In recent weeks, we have received an increasing number of calls from our customers with the problem that external persons can no longer deliver emails to them. In other words, our anti-spam gateway suddenly classifies incoming emails from certain domains as malicious and rejects them.
Investigations have shown that the problem is the same in almost all cases: Incorrectly configured or missing DKIM keys on the mail server / DNS of the sending partner.
What is DKIM actually?
DKIM stands for Domain Keys Identified Mail and, like SPF, checks the email domain of the „Mail from:“ address. However, the IP address of the sending server is not compared; instead, the message and the mail header are digitally signed. To do this, the sending system uses the private part of an asymmetric key pair. The public counterpart is made accessible via a DNS entry in the email domain. This allows each recipient to verify the signature and thus the origin of the messages.
Several such keys can be generated and saved for a mail domain. They are distinguished from each other by a name identifier, the „selector“. An entry is required on the DNS server for each selector, which looks like this, for example:
The selector here is now ’nx‘.
How is such a key created?
Most mail servers can create such keys. They create the „private key“, which they keep for themselves, and the „public key“, which must be installed on the DNS server, as in the example above.
So what is the problem?
Many customers, interestingly often Office 365 customers, seem to simply select the „Enable DKIM“ option – because it’s a good thing in itself. But then they forget to set up the „Public Key“ on the DNS server itself. The Office365 cloud servers cannot do this automatically because the customer’s domain (DNS) is very often operated elsewhere.
Until a few weeks ago, many anti-spam gateways apparently tolerated this lapse and forwarded emails anyway. Now, however, our anti-spam gateway, for example, rejects these emails with „ERROR – DKIM Invalid Key“.
How can this be checked?
If the ’selector‘ name is known (see extended email header), you can check, for example, on https://mxtoolbox.com/dkim.aspx whether the DKIM is set up correctly.
In the example above with ’nx‘ as the selector and our domain, this looks like this and everything is correct:
An example of a non-existent key, e.g. with ‚gibtesnicht‘ as selector, looks as follows:
This example illustrates what we have seen in recent support cases.

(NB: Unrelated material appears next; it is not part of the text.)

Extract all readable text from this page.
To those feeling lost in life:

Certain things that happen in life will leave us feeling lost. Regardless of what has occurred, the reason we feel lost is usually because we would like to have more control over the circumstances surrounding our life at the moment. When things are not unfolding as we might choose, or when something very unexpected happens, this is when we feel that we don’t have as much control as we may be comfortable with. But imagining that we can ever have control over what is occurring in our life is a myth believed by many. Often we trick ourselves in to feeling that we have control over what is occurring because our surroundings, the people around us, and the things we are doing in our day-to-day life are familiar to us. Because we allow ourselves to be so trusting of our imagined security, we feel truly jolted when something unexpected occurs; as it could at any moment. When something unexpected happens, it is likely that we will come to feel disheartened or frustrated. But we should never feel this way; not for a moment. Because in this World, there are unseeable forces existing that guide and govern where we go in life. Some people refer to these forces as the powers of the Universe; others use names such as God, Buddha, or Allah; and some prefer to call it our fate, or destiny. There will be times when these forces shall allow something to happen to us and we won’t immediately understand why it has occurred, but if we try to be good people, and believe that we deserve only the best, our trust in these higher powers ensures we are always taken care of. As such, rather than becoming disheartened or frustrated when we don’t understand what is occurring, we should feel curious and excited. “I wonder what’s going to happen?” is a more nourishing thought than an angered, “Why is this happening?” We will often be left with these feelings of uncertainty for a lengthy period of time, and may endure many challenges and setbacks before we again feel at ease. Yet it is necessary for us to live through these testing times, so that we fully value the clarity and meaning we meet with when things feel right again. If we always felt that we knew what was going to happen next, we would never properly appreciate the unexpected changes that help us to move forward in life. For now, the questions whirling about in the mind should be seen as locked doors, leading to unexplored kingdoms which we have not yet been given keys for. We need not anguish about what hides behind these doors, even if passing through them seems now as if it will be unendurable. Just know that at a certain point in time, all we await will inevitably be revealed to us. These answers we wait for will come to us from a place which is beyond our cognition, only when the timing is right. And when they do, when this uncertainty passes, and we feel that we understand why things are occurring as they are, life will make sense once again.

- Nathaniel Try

Who is responsible for solving the problem?
First and foremost, the mail server administrators of the sending user are responsible for ensuring that their mail server and DNS server are configured correctly. They must store the correct ‚public keys‘ on the corresponding domains in the DNS and check that they are working correctly. The problem therefore does not lie with us, the receiving mail server or the user.
Quick solution from nextron
Nevertheless, we have now made a (temporary) configuration adjustment to our gateway in which we do not classify DKIM key errors as HARD ERROR (the email is rejected), but as SOFT FAIL (the email is supplemented with [SPAM] in the subject line and delivered anyway).
Addendum
Further research has revealed the following: Microsoft does not normally expect the classic DKIM entries for public keys that you create in your own DNS, but wants so-called CNAME entries (aliases) that point to Microsoft DNS servers.
However, these do not seem to work at all at the moment: Even in our own test with a customer domain, we did everything according to the instructions and even days later the necessary entries are not visible or retrievable on the Microsoft DNS server. It seems that something fundamental is not working on Microsoft’s side.
However, we have not found any statements or blogs from Microsoft itself that would point to the problem and a possible solution. So we can only wait and see.